Tujuan dari visualisasi ini adalah untuk menunjukkan seberapa sering selang kepercayaan yang dibentuk dari sampel acak berhasil mencakup nilai rata-rata populasi yang sebenarnya. Jika sebuah selang kepercayaan melintasi garis vertikal, berarti selang tersebut berhasil mencakup nilai rata-rata populasi. Sebaliknya, jika tidak melintasi garis vertikal, selang tersebut tidak mencakup nilai rata-rata populasi.
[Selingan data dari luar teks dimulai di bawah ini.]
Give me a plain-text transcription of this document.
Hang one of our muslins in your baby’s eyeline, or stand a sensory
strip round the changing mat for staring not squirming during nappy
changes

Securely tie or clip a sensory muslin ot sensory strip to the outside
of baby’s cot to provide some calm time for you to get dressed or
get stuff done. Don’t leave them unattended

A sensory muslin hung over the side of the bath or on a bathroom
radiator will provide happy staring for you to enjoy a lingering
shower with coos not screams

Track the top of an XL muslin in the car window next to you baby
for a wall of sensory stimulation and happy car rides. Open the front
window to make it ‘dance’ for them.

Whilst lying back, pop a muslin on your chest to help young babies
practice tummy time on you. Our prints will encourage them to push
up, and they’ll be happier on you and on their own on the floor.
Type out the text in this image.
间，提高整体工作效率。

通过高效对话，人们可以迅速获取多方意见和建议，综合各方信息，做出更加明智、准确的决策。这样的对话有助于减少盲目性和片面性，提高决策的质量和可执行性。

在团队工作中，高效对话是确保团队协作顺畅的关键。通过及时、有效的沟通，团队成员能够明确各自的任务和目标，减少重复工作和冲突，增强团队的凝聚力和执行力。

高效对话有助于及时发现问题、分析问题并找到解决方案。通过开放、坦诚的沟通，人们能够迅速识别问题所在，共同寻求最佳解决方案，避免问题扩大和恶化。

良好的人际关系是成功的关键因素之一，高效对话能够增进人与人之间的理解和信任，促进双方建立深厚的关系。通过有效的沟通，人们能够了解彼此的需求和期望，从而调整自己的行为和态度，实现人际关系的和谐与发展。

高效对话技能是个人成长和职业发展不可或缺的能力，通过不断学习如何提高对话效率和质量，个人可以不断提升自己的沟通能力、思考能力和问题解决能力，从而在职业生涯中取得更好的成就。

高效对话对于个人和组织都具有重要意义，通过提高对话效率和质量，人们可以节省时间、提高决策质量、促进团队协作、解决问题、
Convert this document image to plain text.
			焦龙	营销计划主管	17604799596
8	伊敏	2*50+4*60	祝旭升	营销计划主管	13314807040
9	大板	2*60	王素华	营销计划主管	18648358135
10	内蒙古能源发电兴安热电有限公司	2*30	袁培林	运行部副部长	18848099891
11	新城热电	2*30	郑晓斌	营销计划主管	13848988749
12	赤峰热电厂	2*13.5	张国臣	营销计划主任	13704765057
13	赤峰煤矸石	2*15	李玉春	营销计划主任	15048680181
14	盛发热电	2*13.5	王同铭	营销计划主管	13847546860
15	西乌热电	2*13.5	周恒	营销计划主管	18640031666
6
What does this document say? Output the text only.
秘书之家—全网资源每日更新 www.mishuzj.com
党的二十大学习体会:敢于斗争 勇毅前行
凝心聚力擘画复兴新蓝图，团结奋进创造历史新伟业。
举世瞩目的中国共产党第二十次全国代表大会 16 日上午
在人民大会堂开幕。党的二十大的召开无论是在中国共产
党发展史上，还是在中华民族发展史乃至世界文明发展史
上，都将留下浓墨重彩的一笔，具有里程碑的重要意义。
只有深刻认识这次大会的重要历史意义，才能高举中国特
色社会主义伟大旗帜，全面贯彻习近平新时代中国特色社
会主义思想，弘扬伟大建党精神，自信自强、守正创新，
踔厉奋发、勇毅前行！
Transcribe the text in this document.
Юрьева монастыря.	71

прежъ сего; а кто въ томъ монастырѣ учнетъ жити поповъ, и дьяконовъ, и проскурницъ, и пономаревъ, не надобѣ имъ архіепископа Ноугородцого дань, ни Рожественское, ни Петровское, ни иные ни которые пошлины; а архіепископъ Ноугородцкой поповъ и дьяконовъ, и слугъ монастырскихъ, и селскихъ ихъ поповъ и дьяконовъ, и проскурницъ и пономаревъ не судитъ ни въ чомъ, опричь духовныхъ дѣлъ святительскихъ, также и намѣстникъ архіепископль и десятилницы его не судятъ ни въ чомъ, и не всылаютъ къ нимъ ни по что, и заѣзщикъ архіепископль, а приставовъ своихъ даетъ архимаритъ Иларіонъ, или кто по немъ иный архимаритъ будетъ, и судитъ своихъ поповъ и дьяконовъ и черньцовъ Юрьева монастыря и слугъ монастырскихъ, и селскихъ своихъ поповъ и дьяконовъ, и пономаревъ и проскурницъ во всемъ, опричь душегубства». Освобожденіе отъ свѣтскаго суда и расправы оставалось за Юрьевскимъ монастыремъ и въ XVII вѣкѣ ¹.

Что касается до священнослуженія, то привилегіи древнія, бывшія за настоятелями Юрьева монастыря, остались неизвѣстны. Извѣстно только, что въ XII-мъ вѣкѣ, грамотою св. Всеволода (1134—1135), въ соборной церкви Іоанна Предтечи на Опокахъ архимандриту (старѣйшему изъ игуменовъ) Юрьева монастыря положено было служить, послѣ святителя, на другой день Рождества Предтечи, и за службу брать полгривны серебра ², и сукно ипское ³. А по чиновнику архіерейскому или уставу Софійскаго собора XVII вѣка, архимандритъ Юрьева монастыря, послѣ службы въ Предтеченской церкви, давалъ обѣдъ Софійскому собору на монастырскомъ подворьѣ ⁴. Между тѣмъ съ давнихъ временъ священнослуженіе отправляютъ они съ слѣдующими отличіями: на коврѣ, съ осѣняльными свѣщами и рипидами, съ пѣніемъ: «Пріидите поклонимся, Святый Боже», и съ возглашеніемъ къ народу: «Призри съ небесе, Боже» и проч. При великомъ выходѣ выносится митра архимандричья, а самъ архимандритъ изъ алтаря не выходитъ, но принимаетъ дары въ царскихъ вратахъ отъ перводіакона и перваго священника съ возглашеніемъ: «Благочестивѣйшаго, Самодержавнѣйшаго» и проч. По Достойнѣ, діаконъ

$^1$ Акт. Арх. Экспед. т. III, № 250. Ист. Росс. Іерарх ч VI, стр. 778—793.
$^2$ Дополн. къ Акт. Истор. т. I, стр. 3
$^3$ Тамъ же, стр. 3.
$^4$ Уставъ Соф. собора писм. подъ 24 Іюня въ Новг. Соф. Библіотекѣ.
Dari hasil simulasi, terlihat bahwa sebagian besar selang kepercayaan mencakup nilai rata-rata populasi, sesuai dengan tingkat kepercayaan 95%. Hal ini menunjukkan bahwa metode pembentukan selang kepercayaan yang digunakan cukup andal dalam memperkirakan rata-rata populasi.
# Interval Kepercayaan
library(car)
## Loading required package: carData
## Warning: package 'carData' was built under R version 4.4.3
data("Prestige")
# Menghitung rata-rata
m <- mean(Prestige$income)
m
## [1] 6797.902
# Menghitung standar error
p <- dim(Prestige)[1]
se <- sd(Prestige$income)/sqrt(p)
se
## [1] 420.4089
# Menghitung nilai kritis t
tval <- qt(0.975, df=p-1)
# Menghitung interval kepercayaan
cat(paste("KI: [", round(m-tval*se, 2),",",round(m+tval*se,2),"]"))
## KI: [ 5963.92 , 7631.88 ]
Artinya, dengan tingkat kepercayaan 95%, rata-rata pendapatan populasi berada dalam rentang 5963.92hingga 7631.88.